Update:
I've done a ton of work over the last month, and I have absolutely nothing to show for it!
Well, except for this 318K (text) compiler intermediate file (attached).
Toy examples are all well and good, but I'll never be able to call this a compiler unless it has some degree of standards conformance.
The best means at my disposal to measure standards conformance is LLVM's enormous end-to-end test suite. However, even running the simplest of those tests requires a working printf() implementation, since that's how those tests output their results for evaluation.
So, to begin working towards feature completeness and standards compliance, the first step is to get a working printf. I chose the single-file printf
https://github.com/mpaland/printf, since it can be easily hooked up to a char-out hook provided by any of a number of existing 6502 simulators.
I've discovered that going from toy to printf is quite a journey; when you break it all the way down to 8 bits, a full printf implementation (sans float support) covers a pretty wide swath of integer bitwise, arithmetic, and comparison instructions.
LLVM operates in passes. When I started, the very first pass that we owned choked on printf. After gradually massaging and generalizing the code generator, I got it through that pass, and the next, and the next.
Getting the code through the register allocator was particularly tricky business, since unlike my toy examples, hundreds and hundreds of live values fly around inside printf, each needing to be in A, X, or Y, the zero page, or the stack at various times, in an intricate dance. Large function calls threw a wrench into that dance; the calling sequence I naively emitted pinned the A, X, and Y registers right at the beginning of the call, so there were no free registers available to load zero-page registers with the rest of the arguments. I had to teach the instruction scheduler that A, X, and Y are precious resources, and that it needed to work very diligently to keep them free around calls.
Along the way I've had to add support for generalized multi-byte signed and unsigned comparisons, and, or, xor, certain 1-bit rotations, certain 1-bit shifts, the V register, using SBC as a comparison operator (for V).

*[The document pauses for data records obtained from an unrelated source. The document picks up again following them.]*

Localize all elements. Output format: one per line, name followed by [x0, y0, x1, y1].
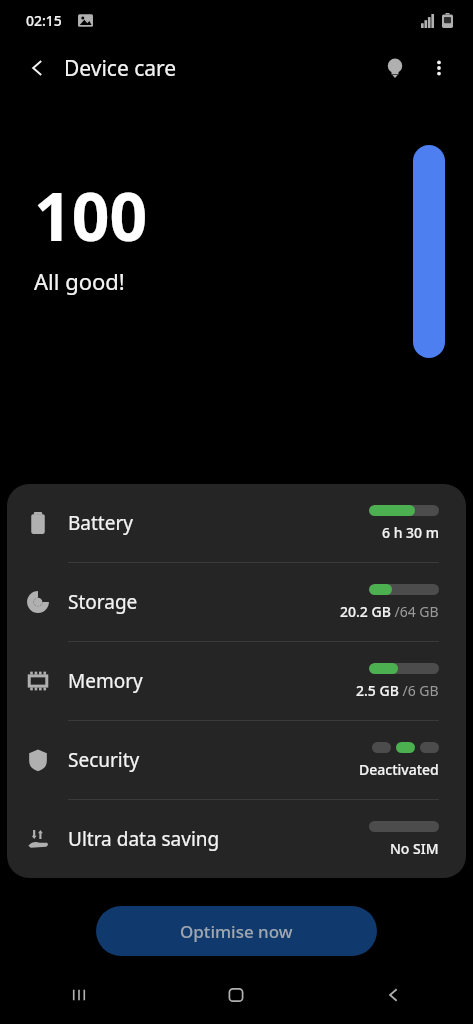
staticText: Security [68, 747, 359, 773]
button[interactable]: Back [315, 966, 473, 1024]
button[interactable]: Home [157, 966, 315, 1024]
button[interactable]: Memory [7, 642, 466, 720]
button[interactable]: Storage [7, 563, 466, 641]
button[interactable]: Security [7, 721, 466, 799]
button[interactable]: More options [417, 46, 461, 90]
staticText: 6 h 30 m [382, 523, 439, 542]
staticText: Device care [64, 54, 177, 83]
staticText: No SIM [390, 839, 439, 858]
button[interactable]: Tips [373, 46, 417, 90]
staticText: 2.5 GB /6 GB [356, 681, 439, 700]
staticText: Ultra data saving [68, 826, 369, 852]
staticText: Optimise now [180, 920, 293, 943]
staticText: 100 [34, 170, 148, 260]
button[interactable]: Battery [7, 484, 466, 562]
staticText: Storage [68, 589, 340, 615]
staticText: 20.2 GB /64 GB [340, 602, 439, 621]
button[interactable]: Optimise now [96, 906, 377, 956]
staticText: 02:15 [26, 11, 62, 30]
button[interactable]: Back [16, 46, 60, 90]
staticText: Deactivated [359, 760, 439, 779]
staticText: Battery [68, 510, 369, 536]
staticText: Memory [68, 668, 356, 694]
button[interactable]: Ultra data saving [7, 800, 466, 878]
staticText: All good! [34, 266, 125, 296]
button[interactable]: Recent apps [0, 966, 157, 1024]
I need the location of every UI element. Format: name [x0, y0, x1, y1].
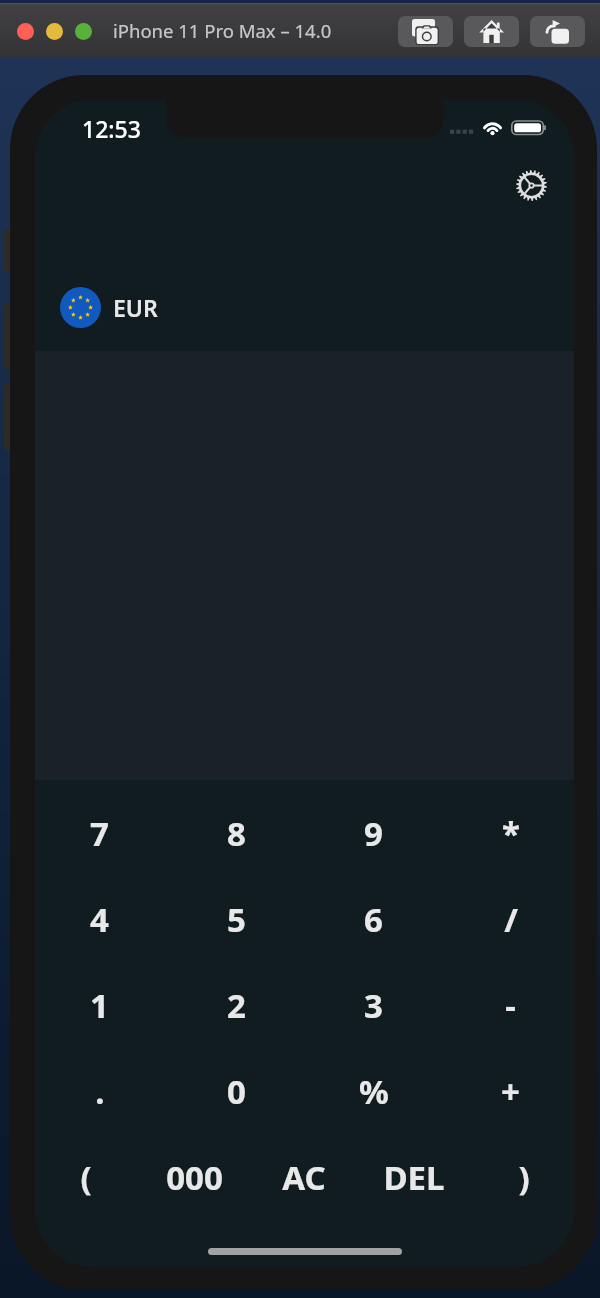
button[interactable]: 2	[168, 962, 305, 1048]
staticText: 8	[227, 811, 246, 856]
staticText: %	[359, 1069, 389, 1114]
button[interactable]: )	[469, 1134, 574, 1220]
staticText: )	[518, 1155, 530, 1200]
button[interactable]: /	[442, 876, 574, 962]
button[interactable]: Zoom	[75, 23, 92, 40]
staticText: 5	[227, 897, 246, 942]
staticText: .	[95, 1069, 105, 1114]
button[interactable]: *	[442, 790, 574, 876]
button[interactable]: Home	[464, 16, 519, 47]
button[interactable]: (	[35, 1134, 140, 1220]
staticText: 9	[364, 811, 383, 856]
staticText: iPhone 11 Pro Max – 14.0	[113, 18, 332, 43]
button[interactable]: 1	[35, 962, 168, 1048]
button[interactable]: 4	[35, 876, 168, 962]
staticText: +	[501, 1069, 520, 1114]
staticText: 7	[90, 811, 109, 856]
button[interactable]: DEL	[359, 1134, 469, 1220]
staticText: 000	[166, 1155, 223, 1200]
staticText: 0	[227, 1069, 246, 1114]
button[interactable]: AC	[249, 1134, 359, 1220]
button[interactable]: Minimize	[46, 23, 63, 40]
staticText: EUR	[113, 292, 158, 323]
staticText: 4	[90, 897, 109, 942]
button[interactable]: 3	[305, 962, 442, 1048]
staticText: 2	[227, 983, 246, 1028]
button[interactable]: Screenshot	[398, 16, 453, 47]
staticText: /	[504, 897, 518, 942]
staticText: 6	[364, 897, 383, 942]
button[interactable]: .	[35, 1048, 168, 1134]
button[interactable]: 8	[168, 790, 305, 876]
button[interactable]: %	[305, 1048, 442, 1134]
button[interactable]: 000	[140, 1134, 249, 1220]
staticText: (	[80, 1155, 92, 1200]
button[interactable]: Settings	[507, 161, 555, 209]
button[interactable]: -	[442, 962, 574, 1048]
staticText: DEL	[383, 1155, 445, 1200]
staticText: AC	[282, 1155, 326, 1200]
button[interactable]: 6	[305, 876, 442, 962]
staticText: 12:53	[82, 113, 141, 144]
button[interactable]: Rotate	[530, 16, 585, 47]
staticText: -	[505, 983, 516, 1028]
button[interactable]: 9	[305, 790, 442, 876]
button[interactable]: Close	[17, 23, 34, 40]
button[interactable]: 7	[35, 790, 168, 876]
staticText: *	[502, 811, 520, 856]
button[interactable]: +	[442, 1048, 574, 1134]
staticText: 3	[364, 983, 383, 1028]
button[interactable]: 0	[168, 1048, 305, 1134]
button[interactable]: 5	[168, 876, 305, 962]
staticText: 1	[90, 983, 109, 1028]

So, I'm now through all the way to stack access emission, which is more than 2/3rds of the way through the pipeline. The generated code so far is also pretty terrible; I'm leaving hundreds of easy optimization opportunities on the floor to try to race to completeness as quickly as possible. Even so, there's only maybe a 20% chance that printf actually works at the end of this process; after this, there will likely be a truly grueling debugging phase to get the reams of generated 6502 code to actually work. But, once it does, the project will have gone from "toy compiler" to "unfinished compiler." Even better, we'll be able to quantify just how unfinished it is, then track progress objectively towards "terrible finished compiler".